Ученый стиснул руки и, трепеща от страха и сострадания, перевел взгляд со спящего на Видение, которое стояло над мальчиком, сурово указывая на него.
— Вот пред тобою, — продолжал Призрак, — законченный образец того, чем пожелал стать ты. Твое тлетворное влияние здесь бессильно, ибо из груди этого ребенка тебе нечего изгнать. Его мысли страшно схожи с твоими, ибо ты пал так же противоестественно низко, как низок он. Он — порождение людского равнодушия; ты — порождение людской самонадеянности. И там и здесь отвергнут благодетельный замысел провидения — и с противоположных полюсов нематериального мира оба вы пришли к одному и тому же.

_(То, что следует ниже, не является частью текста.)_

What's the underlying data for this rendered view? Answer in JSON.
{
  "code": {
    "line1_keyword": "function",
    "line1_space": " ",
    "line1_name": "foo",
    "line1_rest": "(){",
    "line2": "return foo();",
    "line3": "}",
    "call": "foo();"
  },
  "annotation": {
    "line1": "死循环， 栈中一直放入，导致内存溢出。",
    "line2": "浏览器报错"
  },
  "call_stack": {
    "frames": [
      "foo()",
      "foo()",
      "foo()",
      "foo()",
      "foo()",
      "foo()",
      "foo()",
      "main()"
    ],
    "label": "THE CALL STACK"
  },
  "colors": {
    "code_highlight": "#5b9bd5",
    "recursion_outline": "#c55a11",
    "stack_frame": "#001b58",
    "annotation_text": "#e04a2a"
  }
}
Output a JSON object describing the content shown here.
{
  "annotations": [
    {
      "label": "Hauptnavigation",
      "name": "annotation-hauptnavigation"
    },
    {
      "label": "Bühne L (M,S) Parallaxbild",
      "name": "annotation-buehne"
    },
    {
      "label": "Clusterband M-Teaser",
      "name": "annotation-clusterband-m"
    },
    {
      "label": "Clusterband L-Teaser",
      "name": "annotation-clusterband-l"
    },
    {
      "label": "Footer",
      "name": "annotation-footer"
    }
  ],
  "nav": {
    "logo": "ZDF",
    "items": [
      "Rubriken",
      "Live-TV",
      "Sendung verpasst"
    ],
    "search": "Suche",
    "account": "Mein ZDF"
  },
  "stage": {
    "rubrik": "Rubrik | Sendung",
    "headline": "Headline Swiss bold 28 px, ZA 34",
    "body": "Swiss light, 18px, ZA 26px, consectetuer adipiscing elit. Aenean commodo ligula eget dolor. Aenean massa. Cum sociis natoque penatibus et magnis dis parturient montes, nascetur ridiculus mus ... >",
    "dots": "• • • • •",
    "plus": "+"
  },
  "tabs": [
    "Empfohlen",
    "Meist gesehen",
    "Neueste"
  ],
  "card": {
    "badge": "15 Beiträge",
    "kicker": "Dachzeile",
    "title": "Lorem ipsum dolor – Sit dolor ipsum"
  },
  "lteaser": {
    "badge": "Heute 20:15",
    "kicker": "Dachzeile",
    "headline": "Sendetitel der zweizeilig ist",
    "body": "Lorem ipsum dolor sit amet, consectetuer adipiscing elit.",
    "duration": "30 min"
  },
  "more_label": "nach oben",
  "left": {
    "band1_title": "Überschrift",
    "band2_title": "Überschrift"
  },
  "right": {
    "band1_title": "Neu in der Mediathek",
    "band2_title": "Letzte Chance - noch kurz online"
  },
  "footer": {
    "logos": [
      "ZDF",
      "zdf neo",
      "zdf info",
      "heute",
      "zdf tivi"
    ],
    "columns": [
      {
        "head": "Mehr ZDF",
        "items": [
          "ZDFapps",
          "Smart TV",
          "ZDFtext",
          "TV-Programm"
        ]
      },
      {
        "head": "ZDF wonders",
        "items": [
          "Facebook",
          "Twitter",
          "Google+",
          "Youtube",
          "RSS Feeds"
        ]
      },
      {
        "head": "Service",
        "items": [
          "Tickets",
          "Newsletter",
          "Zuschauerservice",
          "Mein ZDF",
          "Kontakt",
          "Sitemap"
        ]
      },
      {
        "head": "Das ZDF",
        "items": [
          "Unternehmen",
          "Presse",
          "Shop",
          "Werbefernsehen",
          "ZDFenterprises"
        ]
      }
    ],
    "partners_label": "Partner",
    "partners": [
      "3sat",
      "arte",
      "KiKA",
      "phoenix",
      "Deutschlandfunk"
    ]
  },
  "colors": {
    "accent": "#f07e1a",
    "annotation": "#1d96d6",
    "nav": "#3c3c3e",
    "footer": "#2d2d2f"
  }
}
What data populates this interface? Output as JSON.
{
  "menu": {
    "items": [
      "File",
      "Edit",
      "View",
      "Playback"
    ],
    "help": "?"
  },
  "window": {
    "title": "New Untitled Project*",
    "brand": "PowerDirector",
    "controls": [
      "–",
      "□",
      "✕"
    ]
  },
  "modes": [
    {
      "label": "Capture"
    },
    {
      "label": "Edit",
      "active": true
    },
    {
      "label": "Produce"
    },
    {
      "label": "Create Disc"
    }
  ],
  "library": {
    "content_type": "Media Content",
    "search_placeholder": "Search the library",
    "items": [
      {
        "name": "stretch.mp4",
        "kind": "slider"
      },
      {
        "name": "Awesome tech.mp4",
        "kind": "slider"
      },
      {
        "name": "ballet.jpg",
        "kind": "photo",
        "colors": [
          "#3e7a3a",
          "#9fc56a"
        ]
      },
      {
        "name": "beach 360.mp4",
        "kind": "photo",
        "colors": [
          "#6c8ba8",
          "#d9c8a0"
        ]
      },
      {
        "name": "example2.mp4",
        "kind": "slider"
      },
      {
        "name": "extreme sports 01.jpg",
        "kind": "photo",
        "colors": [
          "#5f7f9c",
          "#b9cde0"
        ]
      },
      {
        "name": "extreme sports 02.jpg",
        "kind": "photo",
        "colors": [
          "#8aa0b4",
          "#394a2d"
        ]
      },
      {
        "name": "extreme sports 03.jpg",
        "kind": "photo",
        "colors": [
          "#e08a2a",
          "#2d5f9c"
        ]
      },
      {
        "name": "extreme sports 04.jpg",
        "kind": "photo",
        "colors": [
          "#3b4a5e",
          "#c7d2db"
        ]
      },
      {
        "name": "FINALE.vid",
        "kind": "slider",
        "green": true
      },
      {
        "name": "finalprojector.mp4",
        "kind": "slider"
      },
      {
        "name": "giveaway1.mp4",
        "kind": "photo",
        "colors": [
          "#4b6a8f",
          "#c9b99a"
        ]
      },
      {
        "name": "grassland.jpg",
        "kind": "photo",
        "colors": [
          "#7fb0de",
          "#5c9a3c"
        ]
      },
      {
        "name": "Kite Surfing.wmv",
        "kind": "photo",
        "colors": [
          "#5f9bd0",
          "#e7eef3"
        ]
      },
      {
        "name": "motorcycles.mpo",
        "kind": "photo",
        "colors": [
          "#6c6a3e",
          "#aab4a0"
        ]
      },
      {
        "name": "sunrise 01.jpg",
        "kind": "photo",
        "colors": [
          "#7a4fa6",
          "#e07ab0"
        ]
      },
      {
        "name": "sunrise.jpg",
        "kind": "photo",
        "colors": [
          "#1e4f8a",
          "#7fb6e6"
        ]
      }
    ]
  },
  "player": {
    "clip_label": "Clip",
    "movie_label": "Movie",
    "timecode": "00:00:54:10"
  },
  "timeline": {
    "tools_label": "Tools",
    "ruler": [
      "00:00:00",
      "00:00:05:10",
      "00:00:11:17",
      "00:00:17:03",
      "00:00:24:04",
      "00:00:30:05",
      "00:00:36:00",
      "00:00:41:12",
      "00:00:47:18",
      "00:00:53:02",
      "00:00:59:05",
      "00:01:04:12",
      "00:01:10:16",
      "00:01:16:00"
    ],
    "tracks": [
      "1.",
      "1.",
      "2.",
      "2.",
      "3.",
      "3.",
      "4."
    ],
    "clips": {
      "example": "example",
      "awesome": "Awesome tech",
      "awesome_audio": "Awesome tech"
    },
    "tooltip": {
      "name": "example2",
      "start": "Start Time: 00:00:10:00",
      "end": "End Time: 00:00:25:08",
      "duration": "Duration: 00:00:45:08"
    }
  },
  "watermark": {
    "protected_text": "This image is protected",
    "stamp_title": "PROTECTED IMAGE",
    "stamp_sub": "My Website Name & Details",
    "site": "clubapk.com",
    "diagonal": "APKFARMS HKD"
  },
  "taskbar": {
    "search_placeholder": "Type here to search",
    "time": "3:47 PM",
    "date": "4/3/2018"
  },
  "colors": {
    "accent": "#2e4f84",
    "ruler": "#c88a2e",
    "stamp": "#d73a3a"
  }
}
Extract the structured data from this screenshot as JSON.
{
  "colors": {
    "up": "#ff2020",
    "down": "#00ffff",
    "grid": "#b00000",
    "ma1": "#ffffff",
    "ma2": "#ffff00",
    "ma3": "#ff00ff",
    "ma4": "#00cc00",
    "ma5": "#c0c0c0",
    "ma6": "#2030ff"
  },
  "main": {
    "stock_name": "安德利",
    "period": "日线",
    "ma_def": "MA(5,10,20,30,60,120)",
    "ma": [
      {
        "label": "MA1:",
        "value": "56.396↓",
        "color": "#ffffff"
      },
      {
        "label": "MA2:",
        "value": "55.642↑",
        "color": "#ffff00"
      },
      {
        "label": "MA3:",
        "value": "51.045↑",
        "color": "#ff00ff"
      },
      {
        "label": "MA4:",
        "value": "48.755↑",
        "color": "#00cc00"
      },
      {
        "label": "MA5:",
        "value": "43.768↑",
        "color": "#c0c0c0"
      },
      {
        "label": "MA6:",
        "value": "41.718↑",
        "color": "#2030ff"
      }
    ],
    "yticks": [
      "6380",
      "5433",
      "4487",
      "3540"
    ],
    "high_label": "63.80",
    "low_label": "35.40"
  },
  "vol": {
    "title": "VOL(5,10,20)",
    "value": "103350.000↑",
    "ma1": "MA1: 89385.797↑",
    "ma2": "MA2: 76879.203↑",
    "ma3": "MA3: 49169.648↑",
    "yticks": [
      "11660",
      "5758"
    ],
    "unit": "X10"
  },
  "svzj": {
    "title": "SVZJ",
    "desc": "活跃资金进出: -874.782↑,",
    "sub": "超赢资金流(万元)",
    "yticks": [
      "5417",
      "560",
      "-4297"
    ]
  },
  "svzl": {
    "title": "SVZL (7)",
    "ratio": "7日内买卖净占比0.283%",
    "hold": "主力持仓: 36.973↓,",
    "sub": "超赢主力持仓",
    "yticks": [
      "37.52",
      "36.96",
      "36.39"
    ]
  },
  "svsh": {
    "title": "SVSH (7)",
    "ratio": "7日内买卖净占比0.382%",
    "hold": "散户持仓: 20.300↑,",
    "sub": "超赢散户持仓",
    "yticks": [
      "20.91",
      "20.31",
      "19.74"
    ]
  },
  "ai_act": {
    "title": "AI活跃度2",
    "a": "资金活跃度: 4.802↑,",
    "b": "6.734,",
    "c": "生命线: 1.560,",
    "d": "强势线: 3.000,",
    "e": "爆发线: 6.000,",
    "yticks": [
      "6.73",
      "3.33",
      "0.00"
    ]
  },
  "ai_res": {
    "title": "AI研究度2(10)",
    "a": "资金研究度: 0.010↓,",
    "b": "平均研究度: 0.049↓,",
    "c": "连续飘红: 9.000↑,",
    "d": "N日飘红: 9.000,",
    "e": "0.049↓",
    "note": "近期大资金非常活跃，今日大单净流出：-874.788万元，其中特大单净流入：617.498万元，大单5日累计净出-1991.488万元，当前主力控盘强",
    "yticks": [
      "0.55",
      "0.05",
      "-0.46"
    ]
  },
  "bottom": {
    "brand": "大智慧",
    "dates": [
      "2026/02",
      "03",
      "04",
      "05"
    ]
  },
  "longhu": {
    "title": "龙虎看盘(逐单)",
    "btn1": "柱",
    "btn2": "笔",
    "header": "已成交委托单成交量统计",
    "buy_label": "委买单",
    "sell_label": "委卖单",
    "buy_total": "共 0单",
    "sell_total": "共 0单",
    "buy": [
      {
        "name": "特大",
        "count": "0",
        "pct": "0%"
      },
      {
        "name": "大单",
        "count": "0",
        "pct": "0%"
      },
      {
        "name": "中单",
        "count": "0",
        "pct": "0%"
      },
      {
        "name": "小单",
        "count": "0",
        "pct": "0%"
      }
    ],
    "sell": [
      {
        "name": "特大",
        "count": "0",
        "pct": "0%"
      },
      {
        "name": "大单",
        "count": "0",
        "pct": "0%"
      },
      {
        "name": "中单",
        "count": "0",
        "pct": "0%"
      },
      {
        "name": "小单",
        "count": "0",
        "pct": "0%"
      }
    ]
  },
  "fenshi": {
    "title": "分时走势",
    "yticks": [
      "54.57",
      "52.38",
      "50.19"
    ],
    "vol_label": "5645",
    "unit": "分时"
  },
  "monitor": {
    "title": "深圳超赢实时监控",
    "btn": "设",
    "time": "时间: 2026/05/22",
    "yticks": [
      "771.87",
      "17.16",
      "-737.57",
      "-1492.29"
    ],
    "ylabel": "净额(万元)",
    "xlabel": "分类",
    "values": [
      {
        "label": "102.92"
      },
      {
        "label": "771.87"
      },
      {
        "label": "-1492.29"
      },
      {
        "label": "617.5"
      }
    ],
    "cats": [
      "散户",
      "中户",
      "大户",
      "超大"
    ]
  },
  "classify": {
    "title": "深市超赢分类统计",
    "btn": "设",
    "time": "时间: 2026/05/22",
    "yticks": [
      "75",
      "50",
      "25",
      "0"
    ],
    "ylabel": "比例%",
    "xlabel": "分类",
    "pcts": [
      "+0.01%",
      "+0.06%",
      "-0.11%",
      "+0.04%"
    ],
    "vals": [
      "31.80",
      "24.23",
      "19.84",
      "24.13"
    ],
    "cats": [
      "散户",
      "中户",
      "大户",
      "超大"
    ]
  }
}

Ученый склонился к мальчику и с тем же состраданием, какое испытывал к самому себе, укрыл спящего и уже не отстранялся от него более с отвращением или холодным равнодушием.
Но вот вдалеке просветлел горизонт, тьма рассеялась, в пламенном великолепии взошло солнце — и коньки крыш и трубы старинного здания засверкали в прозрачном утреннем воздухе, и дым и пар над городом стал точно золотое облако. Даже старые солнечные часы в глухом и темном углу, где ветер всегда кружил и свистал с непостижимым для ветра постоянством, стряхнули рыхлый снег, осыпавший за ночь их тусклый, унылый лик, и весело поглядывали на завивающиеся вокруг белые тонкие вихорьки. Надо думать, что утро как-то ощупью, вслепую проникло и в заброшенные, холодные и сырые подвалы с их низкими нормандскими сводами, наполовину ушедшими в землю; что оно пробудило ленивые соки в ползучих растениях, вяло цеплявшихся за стены, — и в этом удивительном хрупком мирке тоже встрепенулось медлительное жизненное начало, таинственным образом ощутив наступление дня.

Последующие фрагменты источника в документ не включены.